I think one way to solve it is by considering the conjugation of $a$ and $a^{-1}$ using $g \in G$. That is, $a^g=gag^{-1}$ and $(a^{-1})^g= ga^{-1}g^{-1}$. Then, if $n$ is the order of $a$ we have $(a^g)^n=e$; since,
$(a^g)^n=gag^{-1} gag^{-1} \cdots g^{-1} gag^{-1} =$ $= gaegaea \cdots ag^{-1} =ga^ng^{-1}=geg^{-1}=e$
and $((a^{-1})^g)^n=e$; since,
$((a^{-1})^g)^n=ga^{-1}g^{-1}ga^{-1}g^{-1} \cdots g^{-1}ga^{-1}g^{-1}= ga^{-1}ea^{-1}e\cdots a^{-1}g^{-1}= g(a^{n})^{-1}=geg^{-1}=e$
Therefore, $|a|=|a^{-1} |$. I am right? If not, how else can I do it?

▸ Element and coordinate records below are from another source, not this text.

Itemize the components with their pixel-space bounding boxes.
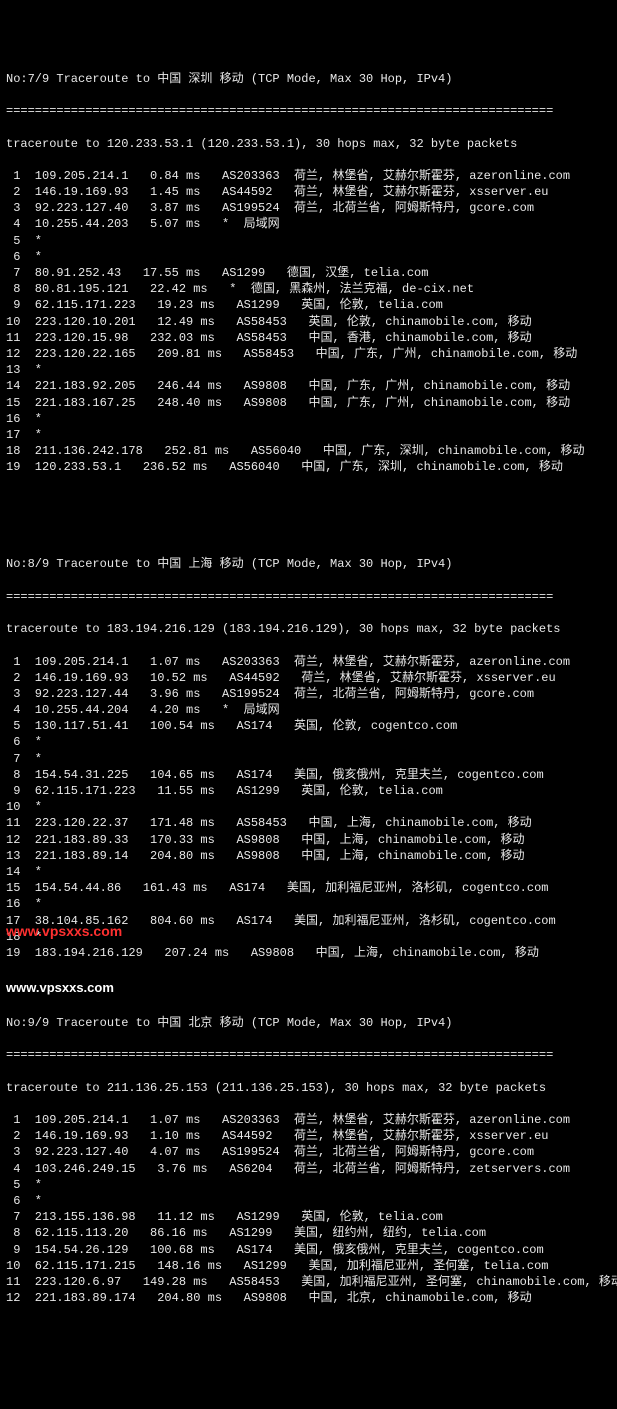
hop-line: 4 10.255.44.204 4.20 ms * 局域网 bbox=[6, 702, 611, 718]
hop-line: 16 * bbox=[6, 896, 611, 912]
hop-line: 10 62.115.171.215 148.16 ms AS1299 美国, 加… bbox=[6, 1258, 611, 1274]
hop-line: 15 154.54.44.86 161.43 ms AS174 美国, 加利福尼… bbox=[6, 880, 611, 896]
hop-line: 18 211.136.242.178 252.81 ms AS56040 中国,… bbox=[6, 443, 611, 459]
trace2-header: No:8/9 Traceroute to 中国 上海 移动 (TCP Mode,… bbox=[6, 556, 611, 572]
hop-line: 1 109.205.214.1 0.84 ms AS203363 荷兰, 林堡省… bbox=[6, 168, 611, 184]
hop-line: 14 221.183.92.205 246.44 ms AS9808 中国, 广… bbox=[6, 378, 611, 394]
hop-line: 8 154.54.31.225 104.65 ms AS174 美国, 俄亥俄州… bbox=[6, 767, 611, 783]
hop-line: 3 92.223.127.44 3.96 ms AS199524 荷兰, 北荷兰… bbox=[6, 686, 611, 702]
trace3-header: No:9/9 Traceroute to 中国 北京 移动 (TCP Mode,… bbox=[6, 1015, 611, 1031]
watermark-2: www.vpsxxs.com bbox=[6, 922, 122, 941]
hop-line: 16 * bbox=[6, 411, 611, 427]
hop-line: 6 * bbox=[6, 1193, 611, 1209]
hop-line: 11 223.120.6.97 149.28 ms AS58453 美国, 加利… bbox=[6, 1274, 611, 1290]
hop-line: 4 103.246.249.15 3.76 ms AS6204 荷兰, 北荷兰省… bbox=[6, 1161, 611, 1177]
blank-line bbox=[6, 524, 611, 540]
trace3-summary: traceroute to 211.136.25.153 (211.136.25… bbox=[6, 1080, 611, 1096]
hop-line: 11 223.120.15.98 232.03 ms AS58453 中国, 香… bbox=[6, 330, 611, 346]
hop-line: 14 * bbox=[6, 864, 611, 880]
hop-line: 5 * bbox=[6, 233, 611, 249]
trace1-summary: traceroute to 120.233.53.1 (120.233.53.1… bbox=[6, 136, 611, 152]
trace2-separator: ========================================… bbox=[6, 589, 611, 605]
hop-line: 2 146.19.169.93 10.52 ms AS44592 荷兰, 林堡省… bbox=[6, 670, 611, 686]
hop-line: 5 130.117.51.41 100.54 ms AS174 英国, 伦敦, … bbox=[6, 718, 611, 734]
blank-line bbox=[6, 492, 611, 508]
trace1-separator: ========================================… bbox=[6, 103, 611, 119]
trace3-separator: ========================================… bbox=[6, 1047, 611, 1063]
hop-line: 8 80.81.195.121 22.42 ms * 德国, 黑森州, 法兰克福… bbox=[6, 281, 611, 297]
hop-line: 4 10.255.44.203 5.07 ms * 局域网 bbox=[6, 216, 611, 232]
trace1-header: No:7/9 Traceroute to 中国 深圳 移动 (TCP Mode,… bbox=[6, 71, 611, 87]
hop-line: 3 92.223.127.40 4.07 ms AS199524 荷兰, 北荷兰… bbox=[6, 1144, 611, 1160]
hop-line: 13 221.183.89.14 204.80 ms AS9808 中国, 上海… bbox=[6, 848, 611, 864]
hop-line: 3 92.223.127.40 3.87 ms AS199524 荷兰, 北荷兰… bbox=[6, 200, 611, 216]
hop-line: 5 * bbox=[6, 1177, 611, 1193]
hop-line: 8 62.115.113.20 86.16 ms AS1299 美国, 纽约州,… bbox=[6, 1225, 611, 1241]
hop-line: 13 * bbox=[6, 362, 611, 378]
trace2-summary: traceroute to 183.194.216.129 (183.194.2… bbox=[6, 621, 611, 637]
hop-line: 7 80.91.252.43 17.55 ms AS1299 德国, 汉堡, t… bbox=[6, 265, 611, 281]
hop-line: 2 146.19.169.93 1.10 ms AS44592 荷兰, 林堡省,… bbox=[6, 1128, 611, 1144]
hop-line: 10 * bbox=[6, 799, 611, 815]
hop-line: 7 * bbox=[6, 751, 611, 767]
hop-line: 9 154.54.26.129 100.68 ms AS174 美国, 俄亥俄州… bbox=[6, 1242, 611, 1258]
hop-line: 2 146.19.169.93 1.45 ms AS44592 荷兰, 林堡省,… bbox=[6, 184, 611, 200]
hop-line: 12 223.120.22.165 209.81 ms AS58453 中国, … bbox=[6, 346, 611, 362]
watermark-1: www.vpsxxs.com bbox=[6, 977, 611, 999]
hop-line: 1 109.205.214.1 1.07 ms AS203363 荷兰, 林堡省… bbox=[6, 1112, 611, 1128]
hop-line: 9 62.115.171.223 19.23 ms AS1299 英国, 伦敦,… bbox=[6, 297, 611, 313]
trace3-hops: 1 109.205.214.1 1.07 ms AS203363 荷兰, 林堡省… bbox=[6, 1112, 611, 1306]
hop-line: 9 62.115.171.223 11.55 ms AS1299 英国, 伦敦,… bbox=[6, 783, 611, 799]
hop-line: 11 223.120.22.37 171.48 ms AS58453 中国, 上… bbox=[6, 815, 611, 831]
hop-line: 19 183.194.216.129 207.24 ms AS9808 中国, … bbox=[6, 945, 611, 961]
trace1-hops: 1 109.205.214.1 0.84 ms AS203363 荷兰, 林堡省… bbox=[6, 168, 611, 476]
hop-line: 6 * bbox=[6, 734, 611, 750]
trace2-hops: 1 109.205.214.1 1.07 ms AS203363 荷兰, 林堡省… bbox=[6, 654, 611, 962]
hop-line: 15 221.183.167.25 248.40 ms AS9808 中国, 广… bbox=[6, 395, 611, 411]
hop-line: 6 * bbox=[6, 249, 611, 265]
hop-line: 7 213.155.136.98 11.12 ms AS1299 英国, 伦敦,… bbox=[6, 1209, 611, 1225]
hop-line: 12 221.183.89.174 204.80 ms AS9808 中国, 北… bbox=[6, 1290, 611, 1306]
hop-line: 12 221.183.89.33 170.33 ms AS9808 中国, 上海… bbox=[6, 832, 611, 848]
hop-line: 19 120.233.53.1 236.52 ms AS56040 中国, 广东… bbox=[6, 459, 611, 475]
hop-line: 17 * bbox=[6, 427, 611, 443]
hop-line: 10 223.120.10.201 12.49 ms AS58453 英国, 伦… bbox=[6, 314, 611, 330]
hop-line: 1 109.205.214.1 1.07 ms AS203363 荷兰, 林堡省… bbox=[6, 654, 611, 670]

Suppose $a\neq e$ (the result is obvious if $a=e$)
$aa^{-1}=a^{-1}a=e$ implies that $e=(aa^{-1})^=a^n(a^{-1})^n$.
Let $N(a)$ the set of positive integers such that $a^n=e$.
Suppose that $a^n=e$, we deduce that $a^n(a^{-1})^n=(a^{-1})^n=e$.
Suppose that $(a^{-1})^n=e, a^n(a^{-1})^n=a^n=e$ we deduce that $N(a)=N(a^{-1})$, since $ord(a)$ is the smallest element of $N(a)$, $a$ and $a^{-1}$ have the same order.